The only thing I could recall was of a part-time job I had in my early 20s. I was trying to make ends meet, and so I took an evening job with a company that delivered food from area restaurants. I took the calls when they came in.
The guy who owned the company and was my boss was a real jackass. I’m no prude, but this guy was a foul-mouthed jerk. He used the “c” word with impunity, and he had one phrase – I believe it was “lick my balls” or maybe “suck my cock” — that offended the hell out of me. He’d get off the phone with a restaurant, and say, “That jerk can lick my balls” if he was upset.
Yeah, he was a *peach*.
One night, I finally said to him, “Look, stop saying that when I’m here. It offends me. It’s hostile. I don’t want to fucking hear it any more.”
And you know what? He stopped saying it when I was working.
I guess I wonder too (and this goes to yesterday’s post a bit as well): What do we mean by harassment?
I have been hit on while I’ve been out in public by people – men – that I’d rather had not hit on me. I’ve been inappropriately groped once or twice in my life (not by the same person). But unwanted attention at a bar isn’t harassment – unless, of course, the guy can’t take a hint. This is when guy friends with tattoos come in handy.
I have never been propositioned by a person in authority above me. Not once.
I have never felt pressured to have sex. I have been in bed with a man, going hot and heavy, and when a condom proved unavailable, I have called it off. I have enjoyed consensual sex with guys who didn’t call me back the next day. Or ever. I have lived to tell these tales.
Now, obviously, the fact that I have not been raped or assaulted or harassed does not mean that rape, assault, and harassment don’t exist. It just means it hasn’t happened to me. And just because I can with a fair amount of certainty say it hasn’t happen to me does not make it okay that it has happened to ANYONE.
But how come it hasn’t happened to me, but has happened to two or five or 10 or 100 or however many people I know?
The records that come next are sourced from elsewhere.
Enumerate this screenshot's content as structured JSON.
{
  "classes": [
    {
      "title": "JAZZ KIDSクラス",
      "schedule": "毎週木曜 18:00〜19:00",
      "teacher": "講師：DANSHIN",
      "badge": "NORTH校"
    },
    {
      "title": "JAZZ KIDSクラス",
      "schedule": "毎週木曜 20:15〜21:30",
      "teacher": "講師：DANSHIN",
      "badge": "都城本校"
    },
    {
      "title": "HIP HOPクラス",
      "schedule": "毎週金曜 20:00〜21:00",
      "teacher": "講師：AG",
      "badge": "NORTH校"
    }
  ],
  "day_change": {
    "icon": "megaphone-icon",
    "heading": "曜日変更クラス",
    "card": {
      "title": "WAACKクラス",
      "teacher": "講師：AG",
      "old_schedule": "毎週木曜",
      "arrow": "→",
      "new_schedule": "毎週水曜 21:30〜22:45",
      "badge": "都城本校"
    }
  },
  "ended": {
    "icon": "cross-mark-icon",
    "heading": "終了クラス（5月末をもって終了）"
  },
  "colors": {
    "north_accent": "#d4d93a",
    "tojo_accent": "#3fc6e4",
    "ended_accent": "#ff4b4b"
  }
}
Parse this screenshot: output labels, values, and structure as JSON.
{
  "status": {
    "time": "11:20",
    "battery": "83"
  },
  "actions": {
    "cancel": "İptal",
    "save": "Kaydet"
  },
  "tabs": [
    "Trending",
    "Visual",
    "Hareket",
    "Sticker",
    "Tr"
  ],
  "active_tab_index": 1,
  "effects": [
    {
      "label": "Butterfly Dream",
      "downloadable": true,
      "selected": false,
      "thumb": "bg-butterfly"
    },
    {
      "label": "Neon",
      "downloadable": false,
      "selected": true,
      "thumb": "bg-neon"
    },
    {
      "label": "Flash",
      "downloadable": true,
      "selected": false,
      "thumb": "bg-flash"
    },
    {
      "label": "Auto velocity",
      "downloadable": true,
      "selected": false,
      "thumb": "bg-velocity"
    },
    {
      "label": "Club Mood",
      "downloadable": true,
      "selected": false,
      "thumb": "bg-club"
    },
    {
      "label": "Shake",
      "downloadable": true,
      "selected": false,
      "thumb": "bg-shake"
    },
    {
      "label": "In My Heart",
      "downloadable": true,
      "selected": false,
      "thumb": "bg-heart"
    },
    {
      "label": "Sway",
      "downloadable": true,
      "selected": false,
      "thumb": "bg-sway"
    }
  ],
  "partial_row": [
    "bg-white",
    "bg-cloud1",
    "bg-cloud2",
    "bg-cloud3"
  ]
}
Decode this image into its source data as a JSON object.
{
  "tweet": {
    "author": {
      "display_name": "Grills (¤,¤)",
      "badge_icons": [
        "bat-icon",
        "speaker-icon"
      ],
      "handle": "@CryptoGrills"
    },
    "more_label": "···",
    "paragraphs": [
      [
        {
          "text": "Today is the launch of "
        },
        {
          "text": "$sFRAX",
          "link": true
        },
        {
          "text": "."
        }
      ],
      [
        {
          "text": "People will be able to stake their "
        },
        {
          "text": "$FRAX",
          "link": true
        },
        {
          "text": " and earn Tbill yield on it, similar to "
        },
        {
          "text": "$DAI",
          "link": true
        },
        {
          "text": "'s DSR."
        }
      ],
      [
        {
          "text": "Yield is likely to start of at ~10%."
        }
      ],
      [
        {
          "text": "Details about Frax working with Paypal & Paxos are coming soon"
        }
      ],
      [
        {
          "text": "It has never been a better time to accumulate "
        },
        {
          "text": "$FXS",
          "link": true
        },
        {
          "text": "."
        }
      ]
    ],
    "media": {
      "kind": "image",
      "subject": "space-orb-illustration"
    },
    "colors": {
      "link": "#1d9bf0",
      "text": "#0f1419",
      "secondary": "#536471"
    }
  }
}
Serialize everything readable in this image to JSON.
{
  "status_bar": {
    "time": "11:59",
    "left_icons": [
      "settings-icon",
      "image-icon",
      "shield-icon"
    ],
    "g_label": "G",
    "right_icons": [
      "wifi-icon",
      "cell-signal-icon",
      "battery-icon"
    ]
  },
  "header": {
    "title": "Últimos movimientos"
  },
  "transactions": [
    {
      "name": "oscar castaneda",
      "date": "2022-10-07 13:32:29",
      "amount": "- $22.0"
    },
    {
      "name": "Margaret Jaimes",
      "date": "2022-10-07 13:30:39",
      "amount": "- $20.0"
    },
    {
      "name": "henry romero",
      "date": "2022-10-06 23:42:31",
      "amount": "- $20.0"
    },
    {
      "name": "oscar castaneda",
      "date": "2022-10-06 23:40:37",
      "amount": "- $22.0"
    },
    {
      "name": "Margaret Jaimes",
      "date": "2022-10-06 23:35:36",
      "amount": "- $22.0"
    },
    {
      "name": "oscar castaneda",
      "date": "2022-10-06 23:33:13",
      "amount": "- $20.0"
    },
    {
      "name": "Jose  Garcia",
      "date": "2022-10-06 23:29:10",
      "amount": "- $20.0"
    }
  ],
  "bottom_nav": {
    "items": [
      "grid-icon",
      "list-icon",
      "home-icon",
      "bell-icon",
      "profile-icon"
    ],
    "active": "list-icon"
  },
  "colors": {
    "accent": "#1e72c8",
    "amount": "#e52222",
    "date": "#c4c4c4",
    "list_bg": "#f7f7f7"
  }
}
What the hell makes me so special?
I am trying to suss this out a bit because I’m raising children here, children I don’t want to be raped, assaulted, or harassed; children I don’t want be bullies, rapists, assaulters, harassers.
Maybe I didn’t find myself in bed or alone with assholes, although the absence of a phone call after a night of sex would disprove this theory. I guess they weren’t violent assholes.
Maybe the fact that I did attend an all-girl Catholic high school protected me from sexual assault as a teen. This would seem to make sense. Maybe the guys I dated back then, and through college were good guys. Again, not all of them could be called gentlemen, per se, but I didn’t ever get a black eye from leaving someone with blue balls. No one shoved a hand under my skirt unexpectedly, or grabbed my head to make him go down on him.
The people I know who have suffered these things aren’t weak. They don’t have a victim mentality. When I’ve heard these stories, I’ve more or less said, “YOU? That happened to YOU?” They are beautiful, successful people; many of them are in loving relationships; many of them are parents.
If it can happen to these kind, sweet, lovely, successful people, it can fucking happen to anyone.
So why doesn’t it? And what armor, what lessons, can I pass along to my kids so they can say, “It’s not going to happen to me.”